En arrivant dans les Highlands, je constate que la nature de l’Écosse est effectivement plus spectaculaire, avec ses collines et ses monts pratiquement chauves, ses profondes vallées, ses lochs aux eaux claires, ses chèvres et ses moutons broutant dans la lande et à flanc de montagne.

— Cette nature représente bien l’âme et l’esprit des Écossais, me glisse Jess à l’oreille, en se collant contre moi. Nous sommes plus rebelles, plus indépendants d’esprit, plus festifs, nous nous prenons moins au sérieux que les Anglais.

Son souffle chaud me donne des frissons. J’hésite un bref instant, puis je la bécote dans le cou. Elle se laisse faire, sans me repousser ni participer. Je suis surpris de mon audace non alcoolisée. Je crois que ma baise avec Kate m’a donné une nouvelle confiance en mes moyens de séduction. Fort de cette assurance — celle d’un baiseur actif éventuellement polygame —, je saisis la main de Jessica et la dévisage gentiment. Elle rougit et baisse les yeux. J’approche mes lèvres des siennes. Elle tourne légèrement la tête et me dit :

— Plus tard, pas maintenant. Nous allons bientôt arriver.

Tout juste avant notre entrée en gare, Jessica me demande de faire croire à ses parents que nous nous connaissons depuis un mois.

— S’ils apprenaient que nous nous sommes seulement connus hier, ils penseraient que je suis une slut, une traînée prête à fréquenter n’importe qui.
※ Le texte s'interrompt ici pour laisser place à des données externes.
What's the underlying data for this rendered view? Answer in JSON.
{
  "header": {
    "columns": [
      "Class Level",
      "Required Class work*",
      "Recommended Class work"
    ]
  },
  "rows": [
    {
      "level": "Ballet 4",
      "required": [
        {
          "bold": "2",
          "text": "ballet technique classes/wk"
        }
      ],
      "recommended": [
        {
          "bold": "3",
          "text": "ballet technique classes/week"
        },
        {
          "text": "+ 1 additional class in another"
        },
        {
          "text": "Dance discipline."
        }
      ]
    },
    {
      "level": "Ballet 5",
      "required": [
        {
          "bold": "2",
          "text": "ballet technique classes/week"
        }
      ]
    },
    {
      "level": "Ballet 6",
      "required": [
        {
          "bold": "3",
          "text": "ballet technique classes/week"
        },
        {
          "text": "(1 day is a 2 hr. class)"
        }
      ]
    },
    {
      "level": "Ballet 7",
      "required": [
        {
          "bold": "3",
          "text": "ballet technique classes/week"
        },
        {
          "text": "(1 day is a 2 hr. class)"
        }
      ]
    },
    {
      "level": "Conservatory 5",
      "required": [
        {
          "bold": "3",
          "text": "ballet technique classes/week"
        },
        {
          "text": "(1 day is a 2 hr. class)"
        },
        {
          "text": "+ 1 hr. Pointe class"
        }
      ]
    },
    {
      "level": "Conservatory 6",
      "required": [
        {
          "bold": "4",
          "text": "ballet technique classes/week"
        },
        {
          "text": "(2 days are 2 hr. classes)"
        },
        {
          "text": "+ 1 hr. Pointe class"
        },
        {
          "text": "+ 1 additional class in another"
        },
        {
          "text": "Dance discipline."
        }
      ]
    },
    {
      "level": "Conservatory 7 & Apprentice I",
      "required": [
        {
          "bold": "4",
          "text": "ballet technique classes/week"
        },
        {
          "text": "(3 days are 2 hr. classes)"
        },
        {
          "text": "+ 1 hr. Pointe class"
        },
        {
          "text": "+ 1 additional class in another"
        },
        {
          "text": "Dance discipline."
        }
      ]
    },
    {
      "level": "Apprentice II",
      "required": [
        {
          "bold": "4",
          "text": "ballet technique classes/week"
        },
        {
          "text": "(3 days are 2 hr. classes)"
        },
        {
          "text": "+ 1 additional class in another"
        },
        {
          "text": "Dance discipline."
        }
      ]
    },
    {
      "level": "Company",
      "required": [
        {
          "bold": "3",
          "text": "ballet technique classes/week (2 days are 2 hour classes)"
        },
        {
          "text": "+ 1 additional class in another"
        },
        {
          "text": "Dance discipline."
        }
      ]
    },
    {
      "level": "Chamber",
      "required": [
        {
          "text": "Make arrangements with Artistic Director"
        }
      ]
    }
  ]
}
À la descente du train, nous nous dirigeons directement vers un couple dans la cinquantaine, qui attend au bout du quai. Jessica avait averti ses parents de ma venue. Gail et Richard me réservent un accueil chaleureux, m’étreignant comme si j’étais leur gendre bien-aimé.

À bord de leur voiture, je suis déstabilisé par le volant à droite et la conduite à gauche de la route. J’ai continuellement la sensation que nous allons faire un accident. Je perds mes repères. Non seulement sur cette route, mais également dans cette aventure, que je contrôle de moins en moins. Qu’est-ce que je fous ici ? Qu’est-ce que je viens chercher à l’autre bout du monde ? En réalité, je ne sais trop par quel bout prendre ledit monde ainsi que la vie en général. Est-ce uniquement pour fuir que j’ai entrepris ce périple ? Ou peut-être aussi pour me trouver ? Parce qu’en fait, je ne sais pas vraiment qui je suis et ce que je veux.
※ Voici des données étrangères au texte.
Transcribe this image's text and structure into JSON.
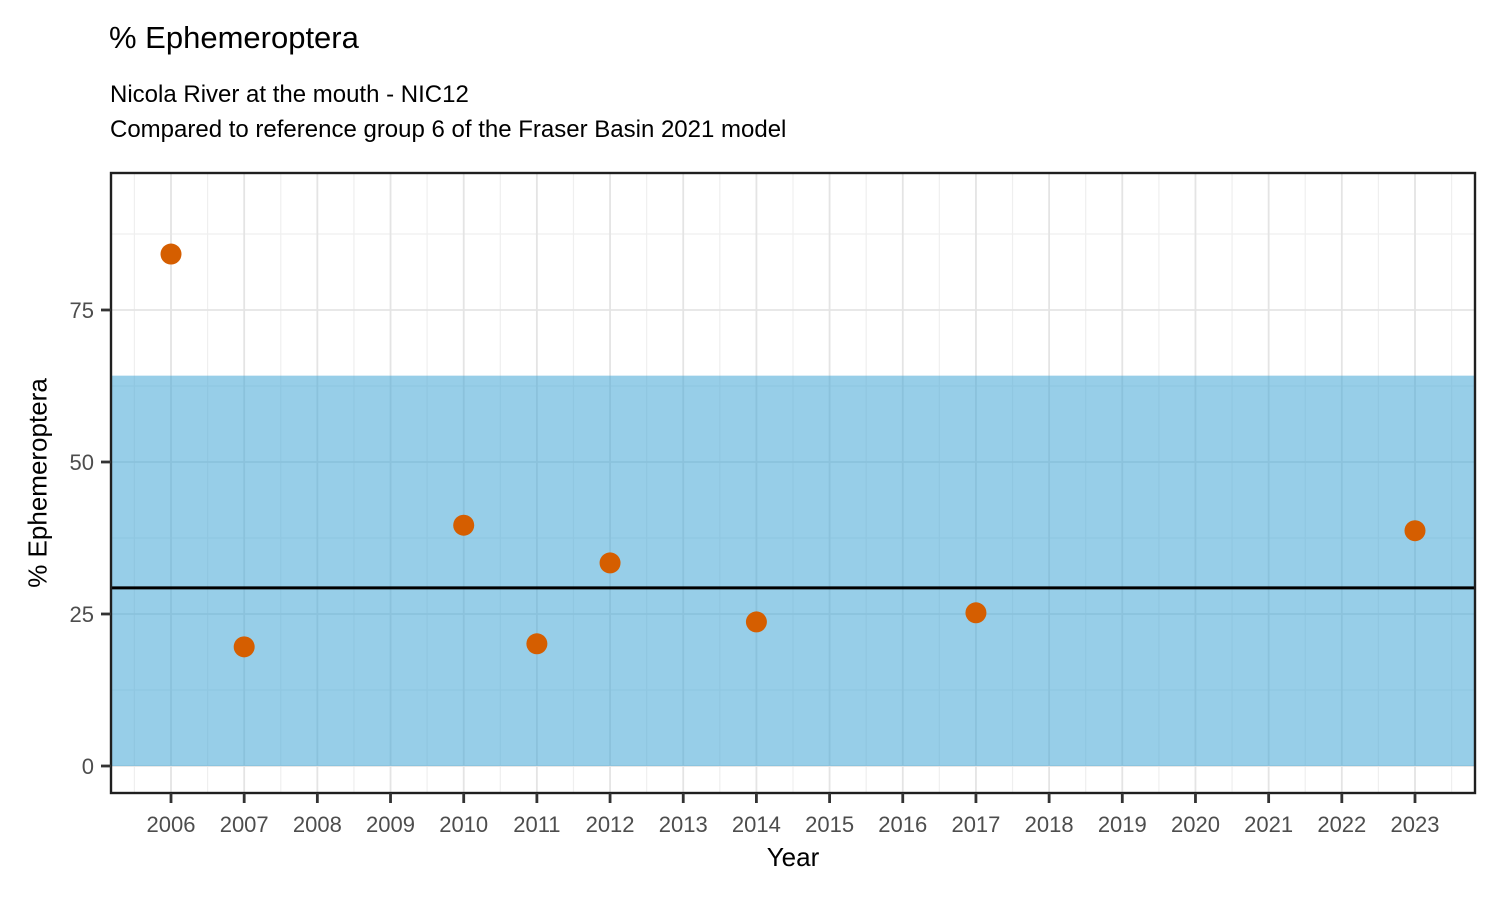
{
  "chart_data": {
    "type": "scatter",
    "title": "% Ephemeroptera",
    "subtitle1": "Nicola River at the mouth - NIC12",
    "subtitle2": "Compared to reference group 6 of the Fraser Basin 2021 model",
    "xlabel": "Year",
    "ylabel": "% Ephemeroptera",
    "x_domain": [
      2005.18,
      2023.82
    ],
    "y_domain": [
      -4.44,
      97.53
    ],
    "x_ticks": [
      2006,
      2007,
      2008,
      2009,
      2010,
      2011,
      2012,
      2013,
      2014,
      2015,
      2016,
      2017,
      2018,
      2019,
      2020,
      2021,
      2022,
      2023
    ],
    "y_ticks": [
      0,
      25,
      50,
      75
    ],
    "y_minor": [
      12.5,
      37.5,
      62.5,
      87.5
    ],
    "x_minor_start": 2005.5,
    "x_minor_end": 2023.5,
    "points": [
      {
        "year": 2006,
        "value": 84.2
      },
      {
        "year": 2007,
        "value": 19.6
      },
      {
        "year": 2010,
        "value": 39.6
      },
      {
        "year": 2011,
        "value": 20.1
      },
      {
        "year": 2012,
        "value": 33.4
      },
      {
        "year": 2014,
        "value": 23.7
      },
      {
        "year": 2017,
        "value": 25.2
      },
      {
        "year": 2023,
        "value": 38.7
      }
    ],
    "reference_band": {
      "low": 0,
      "high": 64.2,
      "color": "#42A5D6",
      "alpha": 0.55
    },
    "reference_line": {
      "value": 29.3,
      "color": "#000000"
    },
    "point_color": "#D55E00",
    "point_radius": 10.5,
    "grid": {
      "major_color": "#E4E4E4",
      "minor_color": "#EFEFEF"
    },
    "axis": {
      "border_color": "#1F1F1F",
      "tick_color": "#333333",
      "tick_label_color": "#4D4D4D"
    },
    "legend": "none",
    "background": "#FFFFFF"
  }
}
Alors que je m’impose cette torture philosophique, nous sortons d’Inverness en empruntant un étroit chemin de campagne bucolique. La nature me rappelle ma Mauricie natale : il y a beaucoup de feuillus, de conifères et de collines, longeant un cours d’eau qui ressemble en certains lieux à la rivière Saint-Maurice. Après un long moment, nous arrivons à une spacieuse maison, isolée au bord de l’eau.

— C’est un lac ou une rivière ? que je demande, incertain.

— Ce n’est pas qu’un simple lac, c’est le Loch Ness, me dit Jess.

— Vraiment ? Je me serais imaginé qu’un tel endroit aurait été envahi de touristes.

— Les touristes, ils passent sur l’autre rive, en face. De ce côté-ci, c’est toujours tranquille.

— T’as déjà vu le monstre ? que je lui demande pince-sans-rire, me sentant dès lors ridicule de lui faire cette blague idiote, qu’elle a probablement entendue des centaines de fois.

— Bien sûr, le monstre, c’est mon père, qu’elle répond en riant de bon cœur.

Cette réplique me fait penser à Gilbert, alors que je commençais à l’oublier. Je suis sûr que le père de Jessica n’est pas aussi monstrueux que le mien.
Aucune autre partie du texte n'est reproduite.